Martin: "Well, the answer on mortgages is exactly the reverse of what happens with savings. On mortgages, again, [the fact] that whole inflation and interest rates have gone up by less than it is expected to, means it's possible fixed rates, the rate you can get a new fixed deal on a mortgage, will come down in the short term.
"Where it will go in the longer term is incredibly difficult to say without a crystal ball. But I think we already saw yesterday a few of the big mortgage lenders just slightly bringing down the cost of their new fixed-rate deals. So, if people are in that imminent position, then certainly it's probably going to be cheaper to get a fixed rate today than it was this time last week. Whether they're going to come down to a much more significant level, we just don't know.
You need to decide how much you value certainty
"What the Bank of England has said about interest rates is effectively: 'okay, we're not putting them up, but we expect them to stay high for a good time yet to come'. And it's all on how the markets – and there are various other factors that feed into that – read what's going on with interest rates.

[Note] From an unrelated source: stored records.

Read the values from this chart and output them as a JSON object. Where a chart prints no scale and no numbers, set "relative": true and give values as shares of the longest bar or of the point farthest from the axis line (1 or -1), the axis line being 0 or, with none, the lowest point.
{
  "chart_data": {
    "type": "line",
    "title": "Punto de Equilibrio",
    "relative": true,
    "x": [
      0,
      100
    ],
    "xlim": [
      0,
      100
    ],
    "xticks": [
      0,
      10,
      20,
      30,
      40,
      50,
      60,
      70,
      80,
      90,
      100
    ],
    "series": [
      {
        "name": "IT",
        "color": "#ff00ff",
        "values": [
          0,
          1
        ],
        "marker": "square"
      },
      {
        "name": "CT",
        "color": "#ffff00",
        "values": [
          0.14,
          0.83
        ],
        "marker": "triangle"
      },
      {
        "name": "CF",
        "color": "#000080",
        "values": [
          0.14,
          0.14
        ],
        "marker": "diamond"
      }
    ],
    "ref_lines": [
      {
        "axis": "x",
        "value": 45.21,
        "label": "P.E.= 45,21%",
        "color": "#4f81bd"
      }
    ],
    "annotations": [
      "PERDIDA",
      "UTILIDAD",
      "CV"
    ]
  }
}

"You really need to look at your own internal finances. If what you want is surety, and you know what you're doing, then fixing gives you surety – and fix longer because you get longer surety and actually longer-term fixes are actually cheaper – if you can afford to ride the markets...
"And if you're really struggling, one of the advantages in the mortgage sector is there are mortgage brokers out there who can give you one-on-one help of finding the best mortgage for you and trying to give you the advice you need that's bespoke and specific. Whereas I can only talk in general terms because I'm talking to millions of people, so it's somewhat different. So, I would be using a mortgage broker at the moment if you're struggling to get the deal that you need.
"But in terms of the interest rates not going up, of course, while for savers, in a way it's a bad thing because I'm saying lock in quickly in case rates come down for mortgage holders looking to come on fixes, it may well be a good thing. But it all depends on where we go over the next few months, to be honest."